Buy: Yaguareté White
Univ. of Arizona Press
Feb. 20, 2024
What living poet/writer had the biggest influence on your book?
Rigoberto González. Hands down, full stop. As a writer, teacher, mentor, and friend, Rigo has helped dozens and dozens (hundreds?) of emerging poets find their voice, navigate the business of poetry, and land on their feet. I consider myself lucky to be counted among them.
What’s your favorite line(s) from your book?
This morning, my favorite lines consist of twelve tiny syllables tucked into a tidy tercet that comprises the shortest poem in the book, “Yuyos”:
cashew for good
measure cayenne
and petunias
Yuyos are traditional herbs added to beverages for their medicinal or flavorful qualities. The words “cashew,” “cayenne,” and “petunia” all derive from Tupí, from which contemporary Guaraní evolved. I like to imagine sprinkling each ingredient into a cauldron to make a cacophonous broth of leaves and bark, flowers and language. I hope readers enjoy the concoction, as well.
What is your current obsession? Short lines, slant rhymes, couplets, trees, etc.
I’ve long been interested in inconsistency, contradiction, and asymmetry. These traits have defined my experiences of Latinidad—as someone who didn’t grow up speaking Spanish or with a Latinx community, but who nevertheless visited Paraguay every few years for months at a time—and it feels unavoidable that I seek these haphazard imbalances in poetry I read and write.
This will sound funny, but I’m especially pleased with the Table of Contents for Yaguareté White. The list includes many poems with one or two-word titles, but is then punctuated by these long, gangly titles that sprawl awkwardly across the page. I like that a lot. In life, I’m drawn to stability, security, and predictability. I think my aesthetic preferences counterbalance those risk-averse impulses. I love poems that expand and cinch wildly, or wiggle and zig-zag all over. It feels so wild and fun and free.
William Carlos Williams is synonymous with plums. If you had to choose one fruit and one animal/plant/celestial body that would forever remind people of you, what would you choose and why?
The fruit is easy, but I’m gonna cheat and choose two: pineapple cut with jalapeño (*technically* fruta tambien). I’m a sucker for heat paired with sweet, like I cannot get enough of it. My preferred spiciness level is “bordering on regret.” On pizza, in Thai food, my salsa, throw peach, mango, or piña in with the hottest pepper you can find. That’s my jam.
As for an animal, plant, or celestial body, the jaguar seems like an obvious choice, since it’s both native to Paraguay and an important part of Guaraní cosmology. But I’m gonna go with jurumí, the giant anteater, which makes an appearance in the book. They are so wide and strange looking, but I’ve yet to see one in the wild for real.
What role does the poet play in the 21st century?
I look around and wonder, rather, what roles don't poets play in the world today?
I see so many poets engaged in unique, important work. We lead vital arts organizations, like Ricardo Maldonado at the Academy of American Poets or Jacqueline Balderrama, Norma E. Cantú, Willie Perdomo, and Pablo Miguel Martínez at CantoMundo. We edit major literary publications, like Carmen Giménez at Graywolf or Javier O. Huerta and León Salvatierra at Huizache. We engage literally millions of followers, like Yung Pueblo, Rudy Francisco, and others.
We serve our communities in so many ways. Jordan Pérez helps protect children at the nonprofit Safe from Online Sex Abuse (SOSA) and has featured on the TV show Undercover Underage. Kinsale Drake founded the NDN Girls Book Club and has been recognized by Time magazine for her efforts. Antonio de Jesús López is the new Mayor of East Palo Alto. Name another profession with such breathtaking range and diversity of positions available to its practitioners.

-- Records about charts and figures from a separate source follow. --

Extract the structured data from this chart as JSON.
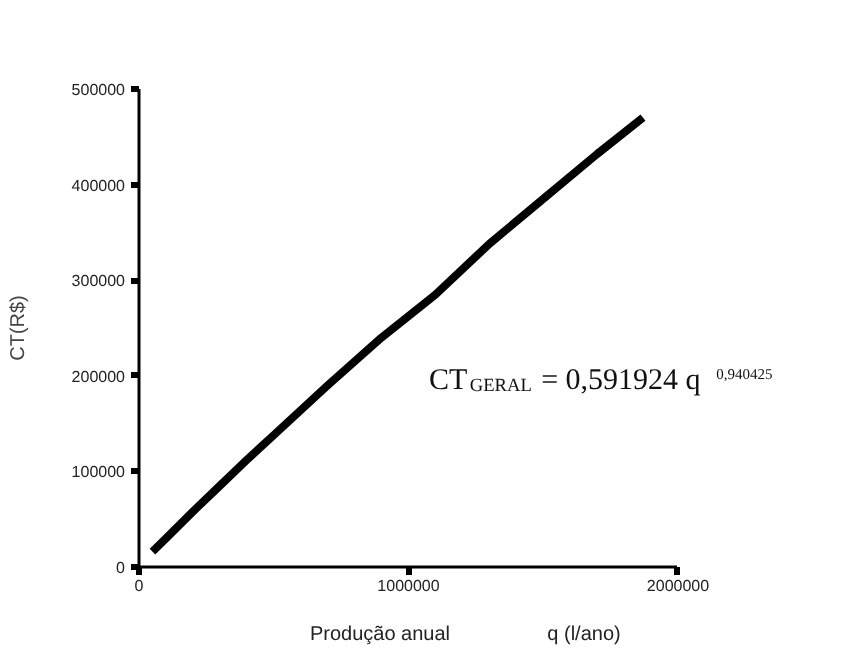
{
  "chart_data": {
    "type": "line",
    "xlabel": "Produção anual",
    "ylabel": "CT(R$)",
    "annotations": [
      "q (l/ano)",
      "CT$_{GERAL}$ = 0,591924 q $^{0,940425}$"
    ],
    "x": [
      50000,
      100000,
      200000,
      300000,
      400000,
      500000,
      700000,
      900000,
      1100000,
      1300000,
      1500000,
      1700000,
      1870000
    ],
    "series": [
      {
        "color": "#000000",
        "values": [
          16000,
          30000,
          58000,
          85000,
          112000,
          138000,
          190000,
          240000,
          285000,
          338000,
          385000,
          432000,
          470000
        ]
      }
    ],
    "xlim": [
      0,
      2000000
    ],
    "ylim": [
      0,
      500000
    ],
    "xticks": [
      0,
      1000000,
      2000000
    ],
    "yticks": [
      0,
      100000,
      200000,
      300000,
      400000,
      500000
    ],
    "grid": false
  }
}
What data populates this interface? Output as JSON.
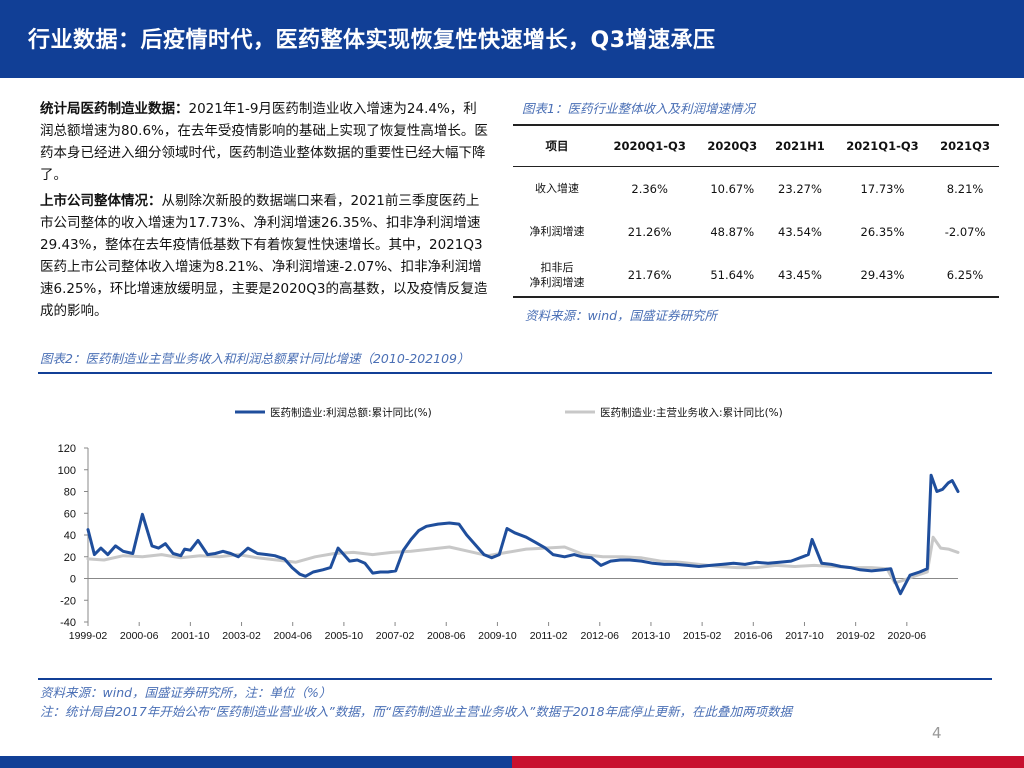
{
  "header": {
    "title": "行业数据：后疫情时代，医药整体实现恢复性快速增长，Q3增速承压"
  },
  "left_text": {
    "para1_bold": "统计局医药制造业数据：",
    "para1": "2021年1-9月医药制造业收入增速为24.4%，利润总额增速为80.6%，在去年受疫情影响的基础上实现了恢复性高增长。医药本身已经进入细分领域时代，医药制造业整体数据的重要性已经大幅下降了。",
    "para2_bold": "上市公司整体情况：",
    "para2": "从剔除次新股的数据端口来看，2021前三季度医药上市公司整体的收入增速为17.73%、净利润增速26.35%、扣非净利润增速29.43%，整体在去年疫情低基数下有着恢复性快速增长。其中，2021Q3医药上市公司整体收入增速为8.21%、净利润增速-2.07%、扣非净利润增速6.25%，环比增速放缓明显，主要是2020Q3的高基数，以及疫情反复造成的影响。"
  },
  "figure1": {
    "caption": "图表1：医药行业整体收入及利润增速情况",
    "source": "资料来源：wind，国盛证券研究所"
  },
  "table": {
    "headers": [
      "项目",
      "2020Q1-Q3",
      "2020Q3",
      "2021H1",
      "2021Q1-Q3",
      "2021Q3"
    ],
    "rows": [
      {
        "label": "收入增速",
        "label2": "",
        "values": [
          "2.36%",
          "10.67%",
          "23.27%",
          "17.73%",
          "8.21%"
        ]
      },
      {
        "label": "净利润增速",
        "label2": "",
        "values": [
          "21.26%",
          "48.87%",
          "43.54%",
          "26.35%",
          "-2.07%"
        ]
      },
      {
        "label": "扣非后",
        "label2": "净利润增速",
        "values": [
          "21.76%",
          "51.64%",
          "43.45%",
          "29.43%",
          "6.25%"
        ]
      }
    ]
  },
  "figure2": {
    "caption": "图表2：医药制造业主营业务收入和利润总额累计同比增速（2010-202109）",
    "source": "资料来源：wind，国盛证券研究所，注：单位（%）",
    "note": "注：统计局自2017年开始公布“医药制造业营业收入”数据，而“医药制造业主营业务收入”数据于2018年底停止更新，在此叠加两项数据"
  },
  "page_number": "4",
  "chart_data": {
    "type": "line",
    "title": "",
    "xlabel": "",
    "ylabel": "",
    "ylim": [
      -40,
      120
    ],
    "yticks": [
      -40,
      -20,
      0,
      20,
      40,
      60,
      80,
      100,
      120
    ],
    "xlim": [
      1999.083,
      2021.75
    ],
    "xtick_labels": [
      "1999-02",
      "2000-06",
      "2001-10",
      "2003-02",
      "2004-06",
      "2005-10",
      "2007-02",
      "2008-06",
      "2009-10",
      "2011-02",
      "2012-06",
      "2013-10",
      "2015-02",
      "2016-06",
      "2017-10",
      "2019-02",
      "2020-06"
    ],
    "grid": false,
    "legend_position": "top",
    "colors": {
      "profit": "#1f4e9c",
      "revenue": "#c8c8c8"
    },
    "series": [
      {
        "name": "医药制造业:利润总额:累计同比(%)",
        "x": [
          1999.083,
          1999.25,
          1999.42,
          1999.6,
          1999.8,
          2000.0,
          2000.25,
          2000.5,
          2000.75,
          2000.92,
          2001.1,
          2001.3,
          2001.5,
          2001.6,
          2001.75,
          2001.95,
          2002.2,
          2002.4,
          2002.6,
          2002.8,
          2003.0,
          2003.25,
          2003.5,
          2003.75,
          2003.95,
          2004.2,
          2004.4,
          2004.6,
          2004.75,
          2004.95,
          2005.2,
          2005.4,
          2005.6,
          2005.75,
          2005.9,
          2006.1,
          2006.3,
          2006.5,
          2006.7,
          2006.9,
          2007.1,
          2007.3,
          2007.5,
          2007.7,
          2007.9,
          2008.2,
          2008.5,
          2008.75,
          2008.95,
          2009.2,
          2009.4,
          2009.6,
          2009.8,
          2010.0,
          2010.2,
          2010.5,
          2010.75,
          2011.0,
          2011.2,
          2011.5,
          2011.75,
          2011.95,
          2012.2,
          2012.45,
          2012.7,
          2012.95,
          2013.2,
          2013.5,
          2013.8,
          2014.1,
          2014.4,
          2014.7,
          2015.0,
          2015.3,
          2015.6,
          2015.9,
          2016.2,
          2016.5,
          2016.8,
          2017.1,
          2017.4,
          2017.7,
          2017.85,
          2017.95,
          2018.2,
          2018.45,
          2018.7,
          2018.95,
          2019.2,
          2019.5,
          2019.8,
          2020.0,
          2020.1,
          2020.25,
          2020.5,
          2020.75,
          2020.95,
          2021.05,
          2021.2,
          2021.35,
          2021.5,
          2021.6,
          2021.75
        ],
        "values": [
          45,
          22,
          28,
          22,
          30,
          25,
          23,
          59,
          30,
          28,
          32,
          23,
          21,
          27,
          26,
          35,
          22,
          23,
          25,
          23,
          20,
          28,
          23,
          22,
          21,
          18,
          10,
          4,
          2,
          6,
          8,
          10,
          28,
          22,
          16,
          17,
          14,
          5,
          6,
          6,
          7,
          26,
          36,
          44,
          48,
          50,
          51,
          50,
          40,
          30,
          22,
          19,
          22,
          46,
          42,
          38,
          33,
          28,
          22,
          20,
          22,
          20,
          19,
          12,
          16,
          17,
          17,
          16,
          14,
          13,
          13,
          12,
          11,
          12,
          13,
          14,
          13,
          15,
          14,
          15,
          16,
          20,
          22,
          36,
          14,
          13,
          11,
          10,
          8,
          7,
          8,
          9,
          -2,
          -14,
          3,
          6,
          9,
          95,
          80,
          82,
          88,
          90,
          80
        ]
      },
      {
        "name": "医药制造业:主营业务收入:累计同比(%)",
        "x": [
          1999.083,
          1999.5,
          2000.0,
          2000.5,
          2001.0,
          2001.5,
          2002.0,
          2002.5,
          2003.0,
          2003.5,
          2004.0,
          2004.5,
          2005.0,
          2005.5,
          2006.0,
          2006.5,
          2007.0,
          2007.5,
          2008.0,
          2008.5,
          2009.0,
          2009.5,
          2010.0,
          2010.5,
          2011.0,
          2011.5,
          2012.0,
          2012.5,
          2013.0,
          2013.5,
          2014.0,
          2014.5,
          2015.0,
          2015.5,
          2016.0,
          2016.5,
          2017.0,
          2017.5,
          2018.0,
          2018.5,
          2019.0,
          2019.5,
          2019.9,
          2020.1,
          2020.3,
          2020.6,
          2020.95,
          2021.1,
          2021.3,
          2021.5,
          2021.75
        ],
        "values": [
          18,
          17,
          21,
          20,
          22,
          19,
          21,
          20,
          22,
          19,
          17,
          15,
          20,
          23,
          24,
          22,
          24,
          25,
          27,
          29,
          25,
          21,
          24,
          27,
          28,
          29,
          22,
          20,
          20,
          19,
          16,
          15,
          13,
          11,
          10,
          10,
          12,
          11,
          12,
          11,
          10,
          10,
          9,
          -4,
          -2,
          2,
          6,
          38,
          28,
          27,
          24
        ]
      }
    ]
  }
}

This is of course not to mention our many roles as teachers, organizers, and activists. As intellectuals and artists. As students and parents, siblings and children. As neighbors and bystanders, as strangers and future friends. In the end, I believe we are caretakers, of language, of each other, of the planet. We have to be. Otherwise, what else is there?
Diego Báez is a writer, educator, and abolitionist. He is the author of Yaguareté White (Univ. Arizona, 2024). A recipient of fellowships from CantoMundo, the Surge Institute, the Poetry Foundation Incubator for Community-Engaged Poets, and DreamYard’s Rad(ical) Poetry Consortium, Diego has served on the boards of the National Book Critics Circle, the International David Foster Wallace Society, and Families Together Cooperative Nursery School. Poems have appeared or are forthcoming in Freeman's, Poetry Northwest, and Latino Poetry: A New Anthology. Book reviews have appeared at Booklist, Harriet, and The Boston Globe. Diego lives in Chicago and teaches at the City Colleges.